Maybe someone should ask Joy Behar.


“Less than half of Americans (45 percent) say they have a great deal or fair amount of confidence in the media to report the news fully, accurately and fairly - on par with last year’s record-low 43 percent. About two in 10 Americans (18 percent) have no confidence in the media at all - which is also among the worst grades Gallup has recorded,” says Lymari Morales, an analyst of Gallup Poll.

“A full three-fourths of Republicans (74 percent) say the news media are too liberal, compared to 45 percent of independents and 21 percent of Democrats. In contrast, two in 10 Democrats (20 percent) and independents (19 percent), along with 4 percent of Republicans, say the news media are too conservative,” she adds.

Gallup queried 1,026 adults on the subject of trust from Aug. 28 to Sept. 1. The poll revealed that of all the demographic respondents, Democrats trusted the press the most with a 58 percent approval rating followed by “nonwhites,” high school graduates, liberals and women.
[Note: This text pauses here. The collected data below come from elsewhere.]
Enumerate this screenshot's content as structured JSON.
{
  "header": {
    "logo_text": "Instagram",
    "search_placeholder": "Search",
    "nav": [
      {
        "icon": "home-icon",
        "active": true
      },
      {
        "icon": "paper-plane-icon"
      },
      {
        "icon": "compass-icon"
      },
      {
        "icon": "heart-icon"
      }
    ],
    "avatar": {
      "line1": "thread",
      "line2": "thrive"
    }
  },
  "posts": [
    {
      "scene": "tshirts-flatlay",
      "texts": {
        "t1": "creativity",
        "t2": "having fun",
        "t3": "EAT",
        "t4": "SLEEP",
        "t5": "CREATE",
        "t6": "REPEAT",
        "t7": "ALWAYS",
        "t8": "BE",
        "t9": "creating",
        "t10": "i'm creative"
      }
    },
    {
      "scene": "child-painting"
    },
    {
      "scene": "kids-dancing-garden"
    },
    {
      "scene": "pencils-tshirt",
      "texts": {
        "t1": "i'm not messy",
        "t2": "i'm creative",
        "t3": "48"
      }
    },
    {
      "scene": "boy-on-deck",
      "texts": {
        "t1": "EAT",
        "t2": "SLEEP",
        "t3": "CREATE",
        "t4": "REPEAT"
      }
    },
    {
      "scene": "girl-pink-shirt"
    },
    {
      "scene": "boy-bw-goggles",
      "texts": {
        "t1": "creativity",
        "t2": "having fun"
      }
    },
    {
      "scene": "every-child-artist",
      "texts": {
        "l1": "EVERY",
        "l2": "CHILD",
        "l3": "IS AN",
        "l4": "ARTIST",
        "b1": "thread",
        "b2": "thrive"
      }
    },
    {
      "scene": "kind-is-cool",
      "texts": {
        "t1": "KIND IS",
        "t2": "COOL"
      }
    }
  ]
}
At the bottom of the list? Conservatives, with 37 percent who trust the news media, and Republicans at 38 percent.


- 47 percent of American voters say that policies from the George W. Bush administration are responsible for recent job losses.

- 14 percent of Republicans, 38 percent of independents and 82 percent of Democrats agree.

- 36 percent overall blame policies from the Obama administration for job losses.

- 64 percent of Republicans, 9 percent of Democrats and 42 percent of independents agree.

- 15 percent say neither administration is to blame.